Mascha Bloemer administrator

Mascha is een alumnus van de Amsterdamse Studentendebatvereniging Bonaparte. Zij was redacteur van SevenTwenty (2012-2013) waarna ze in 2013-2015 de rol van hoofdredacteur op zich pakte.

1 reactie tot nu toe

WiegerGeplaatst op2:09 pm - feb 6, 2015

1) An argument that is left standing has some merit over an argument that has not been left standing. The problem is that the strength of an argument is relative to the debate. A judge does not know what the inherent merit is of an argument beforehand. Whether or not is has been rebutted in the debate can be an indication as to the inherent strength of the initial argument. Is this the only factor that contributes to the inherent strength? Ofcourse not. But if two equally analysed arguments are brought, but one is more succesfully rebutted than the other, this is an indication that this is the weaker argument.

2) I agree that feedback should focus on clashes between (i) arguments and (ii) teams. Two remarks about this though. a) a judge does not always have the time to go into specific analysis that was relevant in the tradeoff.
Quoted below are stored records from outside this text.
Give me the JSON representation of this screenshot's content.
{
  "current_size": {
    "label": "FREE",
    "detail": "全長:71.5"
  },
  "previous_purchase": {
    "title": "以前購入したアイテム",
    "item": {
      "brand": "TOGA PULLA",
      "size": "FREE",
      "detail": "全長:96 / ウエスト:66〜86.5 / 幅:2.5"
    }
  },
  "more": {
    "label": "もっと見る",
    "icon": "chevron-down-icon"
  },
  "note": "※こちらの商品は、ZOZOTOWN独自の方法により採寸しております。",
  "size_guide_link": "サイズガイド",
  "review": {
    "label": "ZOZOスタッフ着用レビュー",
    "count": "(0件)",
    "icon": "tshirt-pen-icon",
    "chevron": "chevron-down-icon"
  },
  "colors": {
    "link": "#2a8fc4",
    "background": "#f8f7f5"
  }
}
This is why you should always go to the judge after the debate if you suspect he did not thing about this. b) it is my experience that even the best judges are ignored in this if a team does not agree with the judgement (I am guitly of this as a participant as well, which I shall admit only once. Also, this is of course not the case in the instance that you are remembering right now [reader]).
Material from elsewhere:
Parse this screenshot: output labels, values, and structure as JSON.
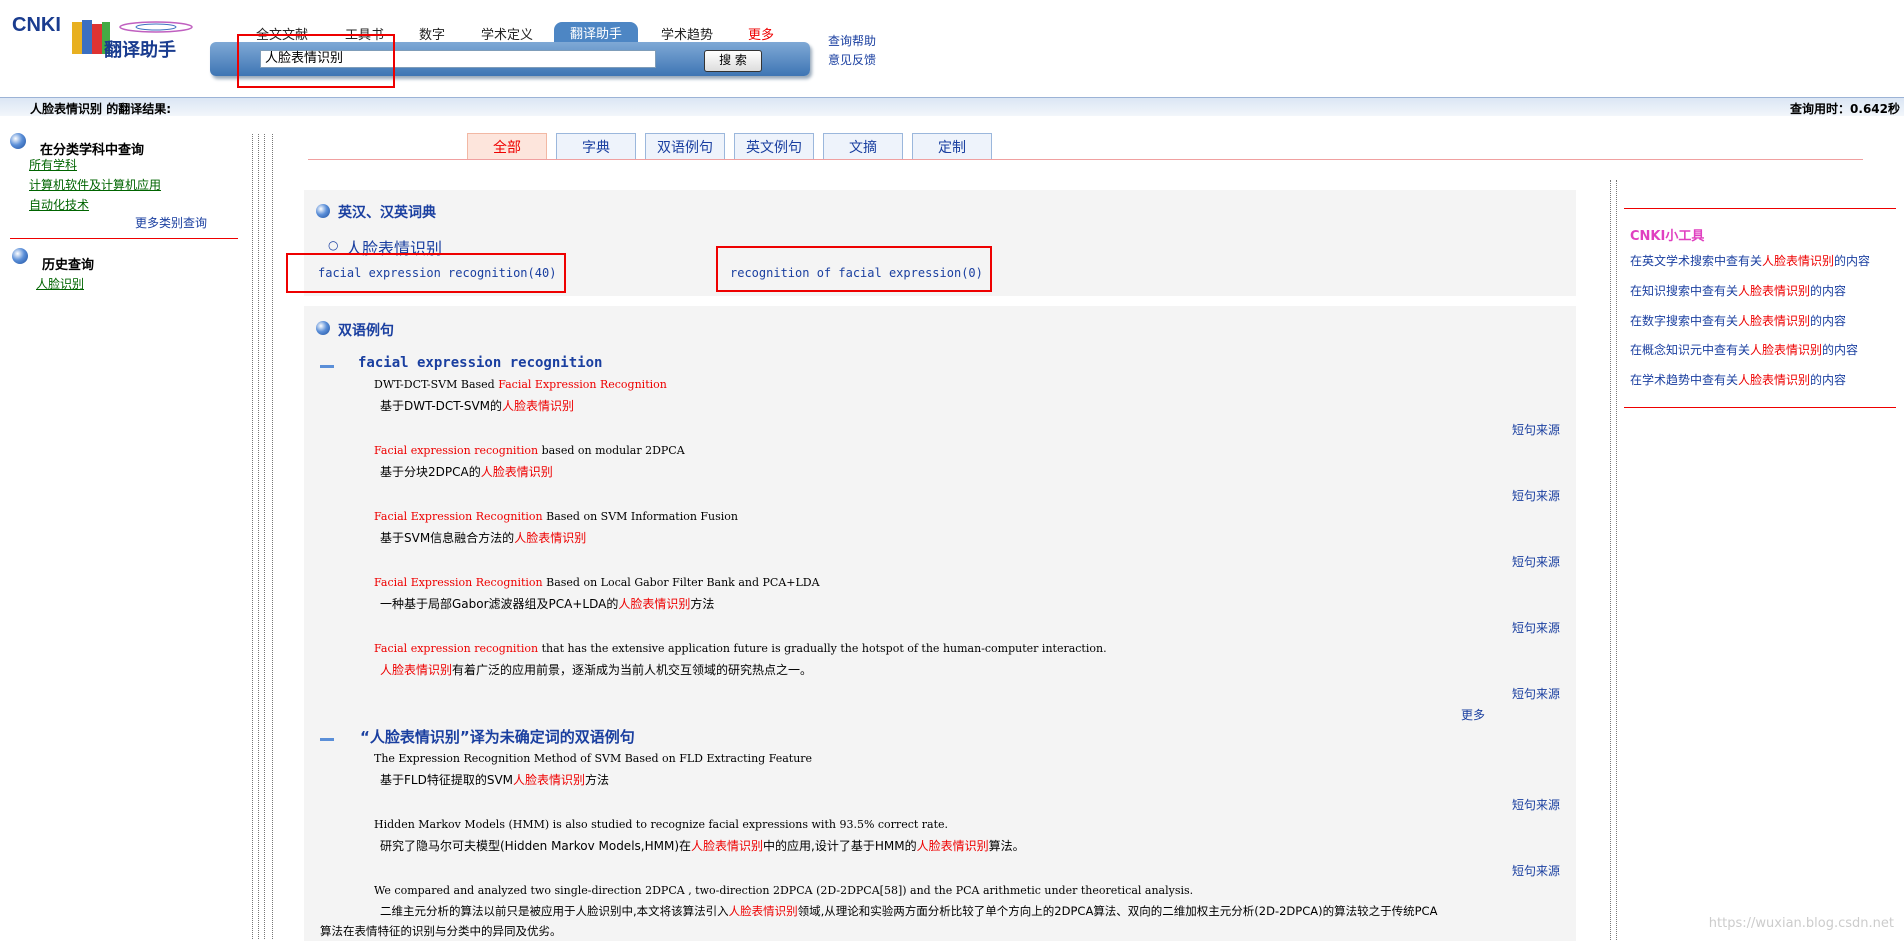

3) The amount of analysis DOES matter. First of all, if two arguments are equally inherently persuasive, the team with the most analysis on the argument wins as they “explained” it better. Even if the arguments are not equally persuasive, the “average newspaper reading voter” could be persuaded more by a very well explained argument as opposed to a poorly explained brilliant argument. Furthermore, a well explained argument normally has a broader analytical base to support its end conclusion, making it (i) harder to rebut, and (ii) a better overall contribution to the debate. The impact of analysis in a debate is especially evident when a debate goes into a metaphysical overdrive. In these situations the moral base on which the debate should be judged can be unclear, which means that the winning team can be decided based on who explained their moral grounds the best, regardless of the general persuasiveness of that morality.
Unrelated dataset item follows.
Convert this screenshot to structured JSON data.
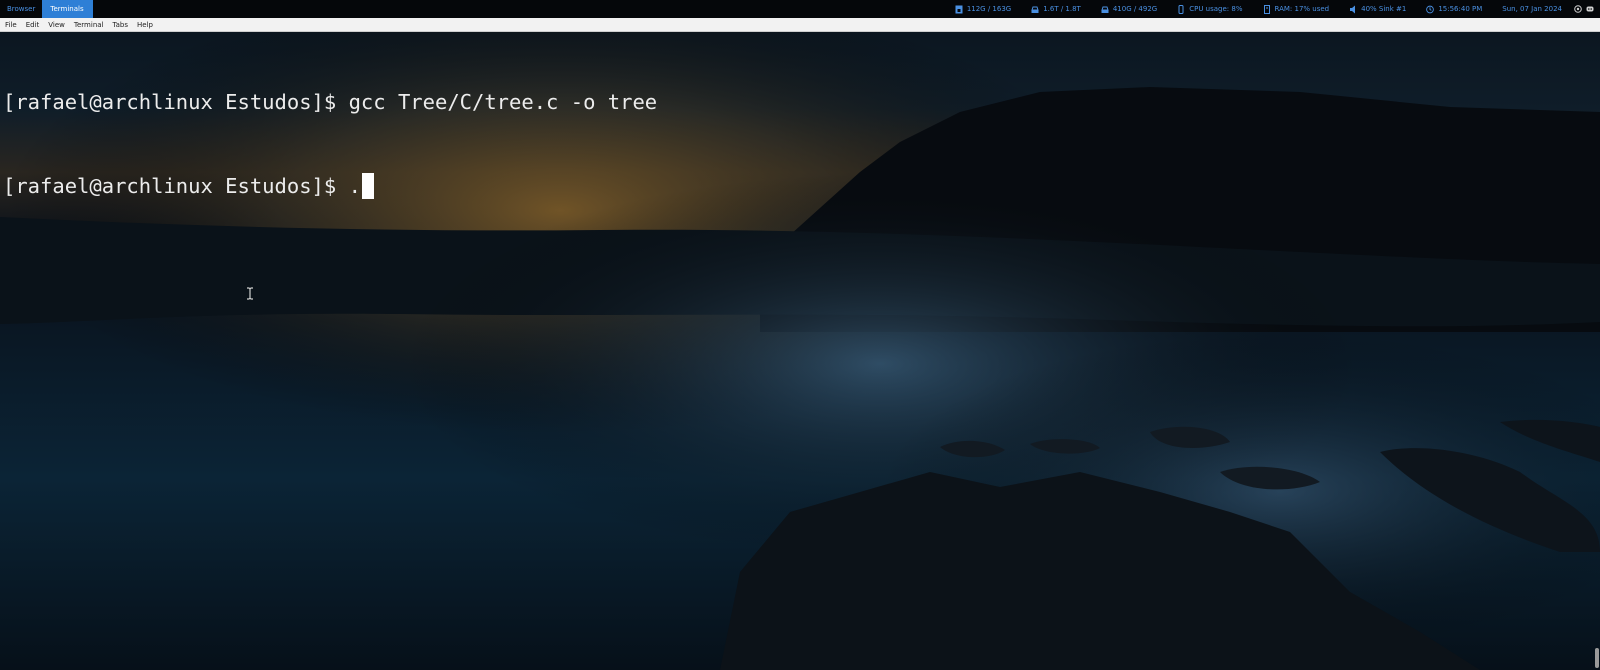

4) This is an interesting problem. I would say that this depends on (i) role fulfillment and (ii) inherent persuasiveness of the direction that the team is going. To start with (i), it is in general the case that the first half has to care less about being “on clash” than the second half. The first half can partially determine where the debate takes place, and which consessions are being made. This does not mean that the second half has to follow this framework. It is however the duty of the second half teams to analyse why their particular take on the debate is also “on clash”, as they are deviating from the initial clash in the debate. This extra burden is required to ensure that the second half (or one of the teams) cannot just start a different debate without engaging in the first half debate (unless there was a squirrel, perhaps, but in that case the “rules” regarding case-drops become applicable”). So in the given example, the second opposition has to argue why their different take on the debate is legitimate. If this is not done, I would say that your analysis could fall out of the debate. Also, if the first opp already conceded that ANY referendum is a bad idea, you are not just off-clash, but you would also be stabbing the first half. (ii) inherent persuasiveness with argumentation can dictate that the specific take a team took on the debate is not the main clash in the debate, and is therefore “off clash”. For example, if the motion is THW invade Syria with tanks, mines, soldiers and dogs, it would seem that argueing from opp that dogs are a bad idea would in principal be an opp to the motion, but seems inherently off-clash to the rest of the debate.

I really value analysis on the “rules” of BP, because they allow us to endevour into the trickier areas of debates. That is why I wrote this reaction. I however believe that the Dutch circuit has plenty of good judges.